Lettres à la princesse/Lettre032

Lettres à la princesse, Texte établi par Jules TroubatMichel Lévy frères, éditeurs (p. 43-44).

XXXII


Ce lundi, 9 mars.
Princesse,

Je ne saurais me pardonner de publier des livres sans me donner l’honneur de vous les offrir, et cependant je voudrais bien éviter de le faire.
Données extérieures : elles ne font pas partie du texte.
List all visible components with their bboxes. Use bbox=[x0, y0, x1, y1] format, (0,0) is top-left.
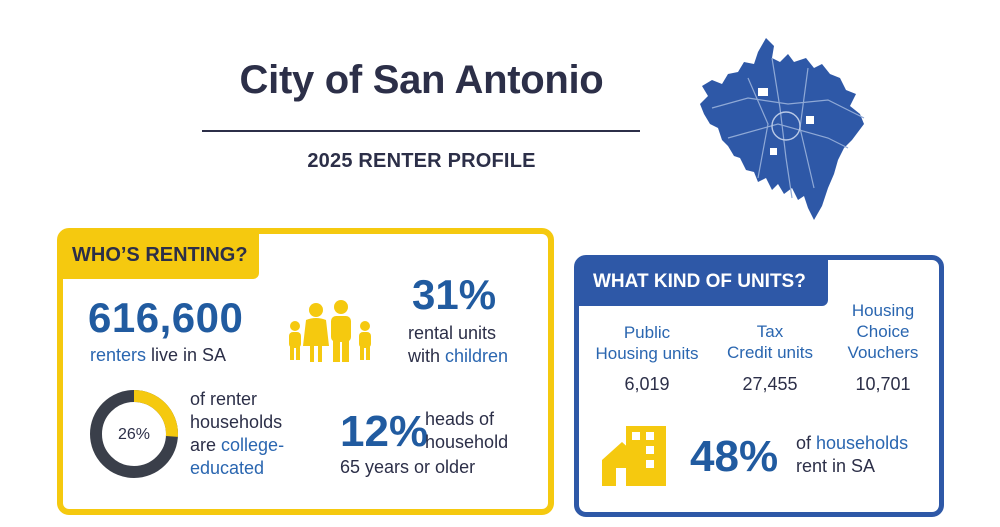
public-housing-value: 6,019 bbox=[624, 374, 670, 394]
housing-vouchers-value: 10,701 bbox=[855, 374, 911, 394]
tax-credit-label-2: Credit units bbox=[727, 343, 813, 362]
whos-renting-tag: WHO’S RENTING? bbox=[60, 231, 259, 279]
college-line2: households bbox=[190, 412, 283, 432]
seniors-line3: 65 years or older bbox=[340, 457, 476, 477]
households-pre: of bbox=[796, 433, 817, 453]
page-title: City of San Antonio bbox=[239, 58, 604, 102]
seniors-line2: household bbox=[425, 432, 509, 452]
title-divider bbox=[202, 130, 640, 132]
tax-credit-label-1: Tax bbox=[756, 322, 784, 341]
seniors-line1: heads of bbox=[425, 409, 495, 429]
public-housing-label-2: Housing units bbox=[595, 344, 699, 363]
family-icon bbox=[289, 300, 371, 362]
children-line2-pre: with bbox=[408, 346, 446, 366]
college-highlight-a: college- bbox=[221, 435, 285, 455]
households-rent-percent: 48% bbox=[690, 432, 779, 481]
donut-percent-label: 26% bbox=[118, 426, 150, 443]
college-line1: of renter bbox=[190, 389, 258, 409]
renters-highlight: renters bbox=[90, 345, 147, 365]
housing-vouchers-label-1: Housing bbox=[851, 301, 915, 320]
housing-vouchers-label-3: Vouchers bbox=[847, 343, 919, 362]
children-line1: rental units bbox=[408, 323, 497, 343]
unit-types-tag: WHAT KIND OF UNITS? bbox=[577, 258, 828, 306]
college-line3-pre: are bbox=[190, 435, 222, 455]
public-housing-label: Public Housing units bbox=[590, 322, 704, 364]
college-highlight-b: educated bbox=[190, 458, 265, 478]
housing-vouchers-label-2: Choice bbox=[856, 322, 910, 341]
tax-credit-label: Tax Credit units bbox=[716, 321, 824, 363]
san-antonio-map-icon bbox=[700, 38, 865, 220]
renters-caption: renters live in SA bbox=[90, 344, 226, 367]
college-caption: of renter households are college- educat… bbox=[190, 388, 284, 480]
page-subtitle: 2025 RENTER PROFILE bbox=[307, 150, 536, 172]
renters-rest: live in SA bbox=[146, 345, 227, 365]
seniors-caption-top: heads of household bbox=[425, 408, 508, 454]
children-highlight: children bbox=[445, 346, 509, 366]
children-percent: 31% bbox=[412, 271, 497, 318]
college-donut-chart: 26% bbox=[90, 390, 178, 478]
children-line2: with children bbox=[408, 345, 508, 368]
seniors-percent: 12% bbox=[340, 407, 429, 456]
households-highlight: households bbox=[816, 433, 909, 453]
households-line1: of households bbox=[796, 432, 908, 455]
households-line2: rent in SA bbox=[796, 456, 876, 476]
housing-vouchers-label: Housing Choice Vouchers bbox=[832, 300, 934, 363]
college-line3: are college- bbox=[190, 434, 284, 457]
tax-credit-value: 27,455 bbox=[742, 374, 798, 394]
public-housing-label-1: Public bbox=[623, 323, 671, 342]
children-caption: rental units with children bbox=[408, 322, 508, 368]
building-house-icon bbox=[602, 426, 666, 486]
renters-count: 616,600 bbox=[88, 294, 244, 341]
households-rent-caption: of households rent in SA bbox=[796, 432, 908, 478]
Si vous vouliez bien me dire un merci tout court et ne pas m’en parler autrement, Votre Altesse me ferait bien plaisir : il y a tant de choses, surtout dans ces livres de vers si anciens, qui ne sont plus moi, que je suis toujours embarrassé quand j’ai à répondre là-dessus[1]. Veuillez donc, Princesse, y voir seulement une carte de visite respectueuse. — J’ai été souffrant ces jours-ci et privé de l’honneur de vous voir, — ce qui est la bonne et seule vive manière de se communiquer les pensées de prime-saut et coûte que coûte. — J’ai rencontré hier M. Patin, qui était de la présentation aux Tuileries du prince Albert de Broglie. L’empereur a été parfait de bon goût et de politesse : charmé de voir l’Académie se recruter d’hommes distingués, rappelant au fils la visite du père en pareil cas, il y a quelques années ; lui rappelant aussi qu’autrefois en Espagne l’impératrice l’avait vu (chez la comtesse de Montijo probablement) : enfin causant avec M. Villemain des travaux qui se font à l’Institut. Pas un mot de mécontentement, ni rien de piquant. Heureux les forts ! ils peuvent être doux !

Je mets à vos pieds, Princesse, mes hommages de respectueux dévouement.

  1. M. Sainte-Beuve venait de publier l’édition complète de ses Poésies en deux volumes (chez Michel Lévy).